Answers To Highlights Quiz
1. Misuses of the apostrophe
- Its like your going should be it's like you're going, because it's a contraction of "It is like you are going.
- The apostrophe is used to indicate an object belonging to the subject.
Such as: Susan's spelling snobbery. Larry's dating faux pas.
- Its vs. It's: It's is a contraction of IT IS. Such as: "Wow, it's cold outside."
Its is used as a possessive, such as Civilization and Its Discontents.
Unless you wanted to write, "Hey, look! It's Civilization and its Discontents! Sitting at Starbucks, complaining about their lukewarm lattes!"

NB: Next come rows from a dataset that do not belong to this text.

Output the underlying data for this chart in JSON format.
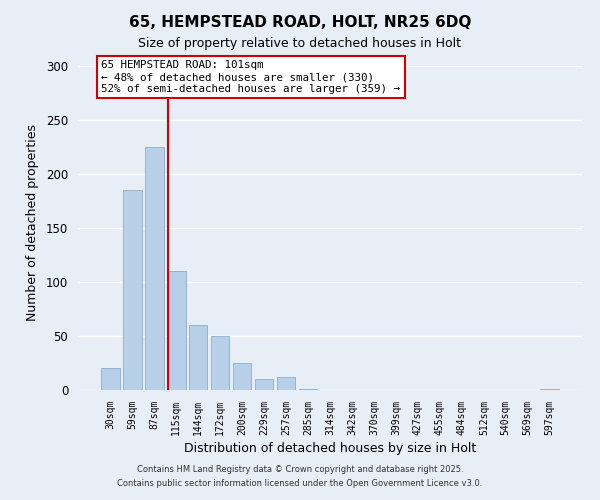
{
  "title": "65, HEMPSTEAD ROAD, HOLT, NR25 6DQ",
  "subtitle": "Size of property relative to detached houses in Holt",
  "xlabel": "Distribution of detached houses by size in Holt",
  "ylabel": "Number of detached properties",
  "bar_color": "#b8cfe8",
  "bar_edge_color": "#8aaecc",
  "fig_facecolor": "#e8eef5",
  "ax_facecolor": "#e8eef5",
  "grid_color": "#ffffff",
  "bin_labels": [
    "30sqm",
    "59sqm",
    "87sqm",
    "115sqm",
    "144sqm",
    "172sqm",
    "200sqm",
    "229sqm",
    "257sqm",
    "285sqm",
    "314sqm",
    "342sqm",
    "370sqm",
    "399sqm",
    "427sqm",
    "455sqm",
    "484sqm",
    "512sqm",
    "540sqm",
    "569sqm",
    "597sqm"
  ],
  "bar_values": [
    20,
    185,
    225,
    110,
    60,
    50,
    25,
    10,
    12,
    1,
    0,
    0,
    0,
    0,
    0,
    0,
    0,
    0,
    0,
    0,
    1
  ],
  "ylim": [
    0,
    310
  ],
  "yticks": [
    0,
    50,
    100,
    150,
    200,
    250,
    300
  ],
  "red_line_x": 2.65,
  "annotation_title": "65 HEMPSTEAD ROAD: 101sqm",
  "annotation_line1": "← 48% of detached houses are smaller (330)",
  "annotation_line2": "52% of semi-detached houses are larger (359) →",
  "footer_line1": "Contains HM Land Registry data © Crown copyright and database right 2025.",
  "footer_line2": "Contains public sector information licensed under the Open Government Licence v3.0."
}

- There's No ' in Plurals!
To show there's more than one of something, you don't add 's. You just add s, and Bob's Your Uncle, you're done!
- I'm like and I go are here to stay. At least in informal conversation. But when you're writing someone, especially early in a dating relationship. You better "leave those doggies alone!" Unless you’re like, whatever beeotch, I work at a ga's station.
- If Tammy/Vishnu wanted to clean out Nate's chakra or feng shui his toilet, I'd turn the other cheek. But assigning superpowers via Tibetan prayer software is beyond the incredulity pale.
- If you don't know the answer, you should not be dating.
Cyrano De Bergerac. The eloquent Cyrano is in love with Roxanne, but she is put off by his huge nose. A handsome, stupid man also loves Roxanne, and hires Cyrano to write love letters for him. Roxanne falls for the handsome "writer" until she discovers she has been deceived (warning to all you internet dating liars). When she discovers the true author, she repents of her vanity and loves Cyrano, big nose and all. This is the perfect love story. Well, except that Cyrano and Roxanne were cousins. Roxanne and The Truth About Cats and Dogs both borrowed this premise. Fortunately they left out the incest.